Una visita caratterizzata dal clima di generale tensione, alimentato anche dagli allarmi lanciati da Kiev relativi a una possibile ulteriore offensiva condotta dall’Armata russa partendo dal territorio bielorusso con il sostegno diretto delle forze armate di Minsk. Un fantasma che ha aleggiato assieme a quello della concretizzazione del progetto di unione tra Federazione russa e Bielorussia. «La Russia non ha interesse ad assorbire nessuno, semplicemente non avrebbe senso», ha dichirato allo specifico riguardo lo stesso Putin nel corso della conferenza stampa congiunta che ha fatto seguito alle due ore e mezzo di colloqui tra i due presidenti.

COOPERAZIONE IN CAMPO MILITARE

Per la verità, già nella mattinata di ieri il portavoce del Cremlino, Dmitrij Peskov, aveva escluso che il viaggio di Putin a Minsk avesse lo scopo di convincere Lukashenko e i suoi a coinvolgere il loro paese nel disastroso conflitto scatenato nella confinante Ucraina. «Si tratta di invenzioni assolutamente stupide e prive di fondamento», questo era stato il sarcastico commento di Peskov, mentre in seguito il suo presidente si è imitato ad annunciare che durante i colloqui è stato raggiunto un accordo teso al rafforzamento della cooperazione in tutti i settori, in particolare in quello della difesa. «Mosca e Minsk adotteranno misure comuni al fine di garantire la propria sicurezza», quali consegne reciproche di armi, nonché la cooperazione nella fabbricazione di armamenti. La Russia continuerà inoltre ad addestrare i militari bielorussi a pilotare i velivoli di progettazione sovietica che sono stati riequipaggiati per il possibile utilizzo di munizioni dotate di testate speciali.

UN VICOLO CIECO

«Abbiamo testato questi aerei in Russia e li stiamo preparando ora», ha sottolineato Lukashenko, «Minsk dispiegherà i sistemi missilistici S-400 e Iskander avuti da Mosca, ma questo non significa che siano una minaccia per nessuno». Egli ha quindi sottolineato come la Russia possa fare a meno della Bielorussia, ma «noi non possiamo fare a meno della Russia. Siamo in grado di proteggere la nostra indipendenza da soli, senza la Russia? No. E se qualcuno pensa di poterci separare oggi, creare un cuneo tra di noi, non ci riuscirà». Minsk procede dunque sulla sua strada obbligata che la allontana sempre più dall’Occidente, una direzione scelta (chissà) definitivamente dal regime autocratico al potere dopo le sanzioni e l’isolamento internazionale impostogli per aver represso le proteste seguite alle contestate elezioni presidenziali dell’agosto 2020, quando Lukashenko, al potere dalla fine dell’Unione sovietica, ha imposto un proprio sesto mandato nonostante le accuse di brogli.

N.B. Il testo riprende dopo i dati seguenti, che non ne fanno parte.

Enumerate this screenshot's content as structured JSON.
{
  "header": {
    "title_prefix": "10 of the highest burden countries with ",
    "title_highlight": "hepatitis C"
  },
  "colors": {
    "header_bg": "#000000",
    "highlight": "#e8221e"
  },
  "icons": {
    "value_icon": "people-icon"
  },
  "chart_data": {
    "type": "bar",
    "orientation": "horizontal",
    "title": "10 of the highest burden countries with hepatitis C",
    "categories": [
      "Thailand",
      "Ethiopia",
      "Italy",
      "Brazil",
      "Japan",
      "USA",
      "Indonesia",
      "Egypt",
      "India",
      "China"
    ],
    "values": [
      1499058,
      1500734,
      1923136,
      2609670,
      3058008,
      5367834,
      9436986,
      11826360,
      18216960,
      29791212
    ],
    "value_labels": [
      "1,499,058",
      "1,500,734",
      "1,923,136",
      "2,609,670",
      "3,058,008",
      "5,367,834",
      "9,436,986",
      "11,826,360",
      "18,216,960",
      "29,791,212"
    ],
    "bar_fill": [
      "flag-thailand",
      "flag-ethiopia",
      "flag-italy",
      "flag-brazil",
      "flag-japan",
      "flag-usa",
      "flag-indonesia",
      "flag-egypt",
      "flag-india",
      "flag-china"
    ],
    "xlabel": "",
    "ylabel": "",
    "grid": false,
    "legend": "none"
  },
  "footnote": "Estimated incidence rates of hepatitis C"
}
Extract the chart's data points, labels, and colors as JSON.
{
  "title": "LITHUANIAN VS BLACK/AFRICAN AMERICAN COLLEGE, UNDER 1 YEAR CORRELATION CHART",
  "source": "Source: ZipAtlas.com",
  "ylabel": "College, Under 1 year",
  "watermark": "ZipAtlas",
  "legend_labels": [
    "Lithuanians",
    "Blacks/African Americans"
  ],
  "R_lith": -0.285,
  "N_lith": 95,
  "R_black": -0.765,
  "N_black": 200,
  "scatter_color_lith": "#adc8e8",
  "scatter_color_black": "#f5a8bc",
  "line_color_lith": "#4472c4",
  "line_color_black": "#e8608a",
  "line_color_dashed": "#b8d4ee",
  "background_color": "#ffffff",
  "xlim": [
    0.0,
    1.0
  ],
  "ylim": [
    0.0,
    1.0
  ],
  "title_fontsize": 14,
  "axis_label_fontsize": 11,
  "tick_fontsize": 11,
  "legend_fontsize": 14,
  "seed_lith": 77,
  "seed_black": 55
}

MANOVRE TATTICHE CONGIUNTE: UNA DIVERSIONE PER KIEV?

Ora per lui c’è soltanto il Cremlino, l’ingombrante e pretenzioso alleato che si è imbarcato in una sanguinaria avventura bellica che lo sta prosciugando delle sue risorse, sia umane che materiali. Lo scorso febbraio Putin e i suoi generali hanno preteso di utilizzare il territorio bielorusso quale base di retroguardia per le truppe che in seguito hanno attaccato l’Ucraina, mentre è di ieri la notizia che l’esercito russo condurrà manovre tattiche in Bielorussia, attività che avranno luogo a seguito della formazione di una forza congiunta di diverse migliaia di uomini. Potrebbe trattarsi di un diversivo, ipotizzano gli analisti della materia militare, poiché non è escluso che le esercitazioni a ridosso del confine siano state congegnate allo scopo di distogliere unità ucraine dal fronte sudorientale. Qualcosa che ha in ogni caso allarmato lo stato maggiore di Kiev, con il presidente Volodymyr Zelensky che ha confermato come il dispositivo difensivo che a lui fa capo sia stato allertato allo scopo di fronteggiare qualsiasi possibile scenario di guerra, poiché «la situazione al confine settentrionale per l’Ucraina resta una “priorità costante».